Belfast city councillor Mr Hutchinson told the Northern Ireland Affairs Committee that the European Single Market represented the biggest threat to his British identity.
“People are angry, people misunderstood how Brexit was going to play out and people didn’t realise that Brexit would have a bigger impact in Northern Ireland than it would have in the rest of the UK,” he said.
“So the Protocol is a manifestation of people attacking their Britishness or taking something away.”
The committee is undertaking an inquiry into the Protocol.
Under the terms of the arrangements, which were agreed by the EU and UK to avoid a hardening of the sensitive land border, Northern Ireland remains in the Single Market for goods and applies EU customs rules at its ports.
This has necessitated a range of new checks and restrictions on certain goods entering Northern Ireland from Great Britain.
Many loyalists are angered by the Protocol and that discontent was cited as a contributory factor in scenes of rioting that erupted in some parts of Northern Ireland in April.

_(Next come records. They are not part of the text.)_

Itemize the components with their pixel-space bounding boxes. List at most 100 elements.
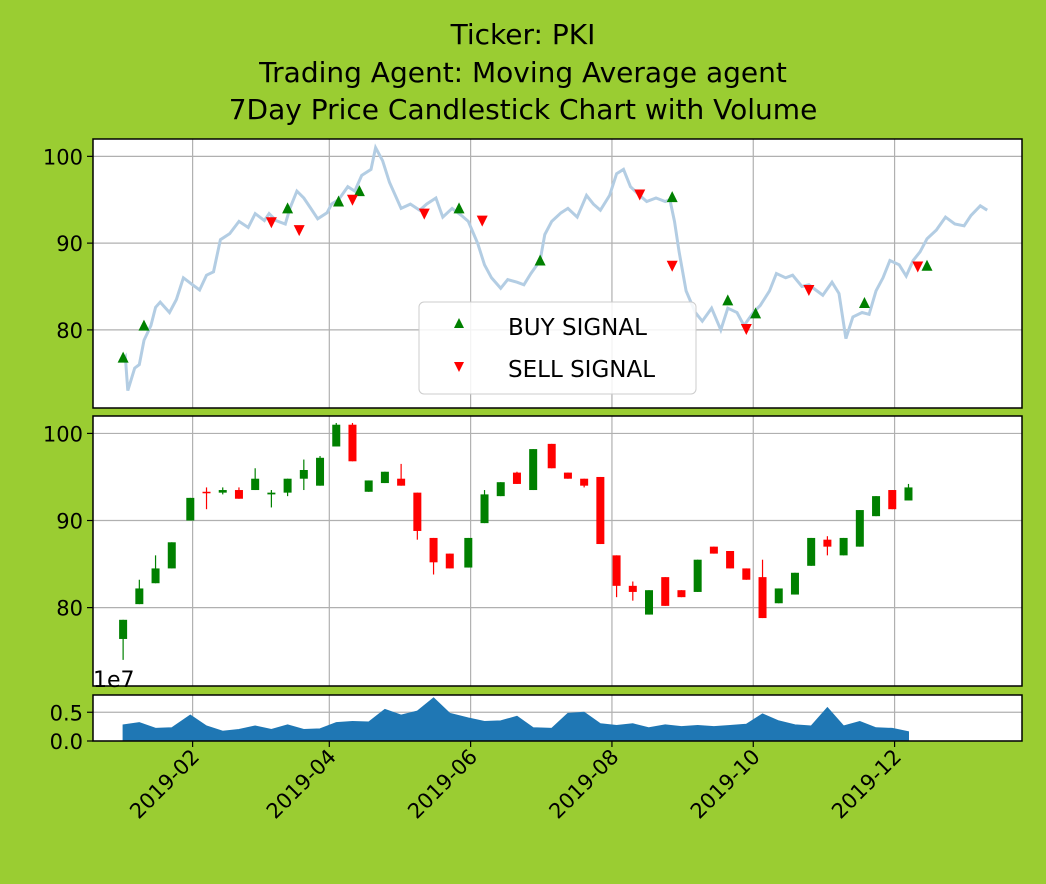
candle-body (529, 449, 538, 491)
buy-signal-marker (353, 185, 365, 197)
candle-body (709, 546, 718, 554)
candle-body (872, 496, 881, 517)
candle-body (332, 424, 341, 447)
volume-offset-label: 1e7 (93, 668, 135, 693)
buy-signal-marker (117, 351, 129, 363)
candle-body (480, 494, 489, 524)
x-tick-label: 2019-06 (403, 745, 482, 824)
price-line (121, 143, 989, 392)
candle-body (429, 537, 438, 563)
sell-signal-marker (476, 215, 488, 227)
candle-body (790, 572, 799, 595)
sell-signal-marker (418, 208, 430, 220)
y-tick-label: 80 (56, 319, 83, 343)
candle-body (677, 590, 686, 598)
buy-signal-marker (534, 254, 546, 266)
candlestick-panel-background (93, 416, 1022, 686)
candle-body (299, 470, 308, 479)
candle-body (839, 537, 848, 556)
buy-signal-marker (858, 297, 870, 309)
x-axis-ticks: 2019-02 2019-04 2019-06 2019-08 2019-10 2019-… (125, 741, 906, 824)
candlestick-panel-frame (92, 415, 1023, 687)
candle-body (596, 476, 605, 545)
candle-body (218, 490, 227, 493)
candle-body (645, 590, 654, 615)
price-line-layer (121, 143, 989, 392)
candle-body (888, 490, 897, 510)
sell-signal-marker (634, 189, 646, 201)
buy-signal-marker (921, 259, 933, 271)
candle-body (234, 490, 243, 499)
candle-body (693, 559, 702, 592)
candle-body (202, 491, 211, 494)
candle-body (855, 510, 864, 547)
x-tick-label: 2019-10 (686, 745, 765, 824)
candle-body (364, 480, 373, 492)
candle-body (904, 487, 913, 501)
candle-body (135, 588, 144, 605)
price-panel: 80 90 100 BUY SIGNAL SELL SIGNAL (43, 138, 1023, 409)
candle-body (807, 537, 816, 566)
buy-signal-marker (666, 191, 678, 203)
candle-body (496, 482, 505, 497)
candle-body (380, 471, 389, 484)
candle-body (774, 588, 783, 604)
y-tick-label: 90 (56, 232, 83, 256)
title-line-agent: Trading Agent: Moving Average agent (259, 56, 787, 89)
legend-box (418, 301, 697, 395)
volume-panel-frame (92, 694, 1023, 742)
volume-area (122, 697, 909, 742)
candle-body (413, 492, 422, 531)
signal-markers (117, 185, 933, 363)
volume-y-ticks: 0.00.5 (50, 701, 93, 754)
title-line-ticker: Ticker: PKI (450, 18, 596, 51)
candle-body (397, 478, 406, 486)
y-tick-label: 90 (56, 510, 83, 534)
candle-body (445, 553, 454, 569)
x-tick-label: 2019-02 (125, 745, 204, 824)
sell-signal-marker (740, 324, 752, 336)
sell-signal-marker (265, 217, 277, 229)
buy-signal-marker (333, 195, 345, 207)
y-tick-label: 80 (56, 597, 83, 621)
legend-buy-label: BUY SIGNAL (508, 315, 647, 341)
sell-signal-marker (912, 261, 924, 273)
x-tick-label: 2019-12 (827, 745, 906, 824)
candlestick-grid (93, 416, 1022, 686)
price-panel-frame (92, 138, 1023, 409)
buy-signal-legend-icon (454, 318, 464, 328)
x-tick-label: 2019-04 (262, 745, 341, 824)
legend: BUY SIGNAL SELL SIGNAL (418, 301, 697, 395)
y-tick-label: 100 (43, 145, 83, 169)
candle-body (251, 478, 260, 491)
legend-sell-label: SELL SIGNAL (508, 357, 655, 383)
candlestick-panel: 80 90 100 (43, 415, 1023, 687)
candle-body (563, 472, 572, 479)
y-tick-label: 0.5 (50, 701, 83, 725)
candle-body (267, 492, 276, 495)
price-grid (93, 139, 1022, 408)
candle-body (512, 472, 521, 484)
candle-body (758, 577, 767, 619)
candle-body (167, 542, 176, 569)
candles-layer (119, 422, 913, 660)
candle-body (316, 457, 325, 486)
candlestick-y-ticks: 80 90 100 (43, 422, 93, 621)
candle-body (464, 537, 473, 568)
candle-body (612, 555, 621, 586)
y-tick-label: 100 (43, 422, 83, 446)
candle-body (661, 577, 670, 606)
buy-signal-marker (750, 307, 762, 319)
candle-body (580, 478, 589, 486)
x-tick-label: 2019-08 (544, 745, 623, 824)
price-y-ticks: 80 90 100 (43, 145, 93, 343)
candle-body (283, 478, 292, 493)
sell-signal-marker (666, 260, 678, 272)
sell-signal-marker (803, 284, 815, 296)
volume-panel: 1e7 0.00.5 (50, 668, 1023, 754)
volume-area-layer (122, 697, 909, 742)
buy-signal-marker (138, 319, 150, 331)
candle-body (628, 585, 637, 592)
sell-signal-marker (346, 194, 358, 206)
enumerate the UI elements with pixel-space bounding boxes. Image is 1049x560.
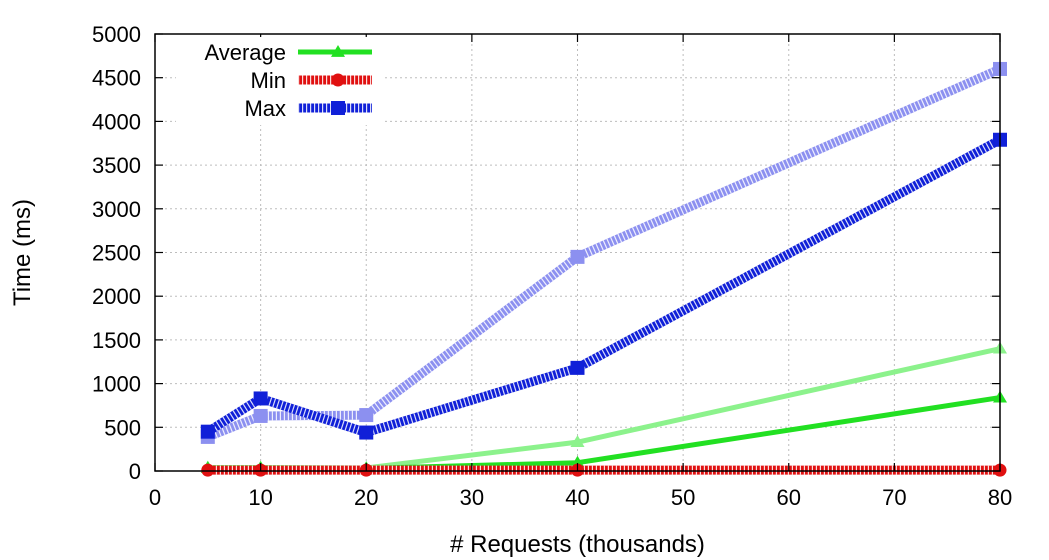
- y-tick-label: 1000: [92, 372, 141, 397]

There are concerns disorder could spark again during the summer’s loyal order parading season.
Mr Hutchinson told MPs on Wednesday: “I have been very clear about this since Brexit, from my point of view, I say that this is a political problem.
“It’s a trade deal with the EU and it has to be treated as such, it’s a political problem, and can only be resolved by political solutions.”
He said that in Northern Ireland’s past, violence had broken out when there was a political vacuum.
“I don’t think we’ve reached there yet,” he insisted.
The PUP leader said the only threat of violence during the Brexit negotiations had emanated from republicans.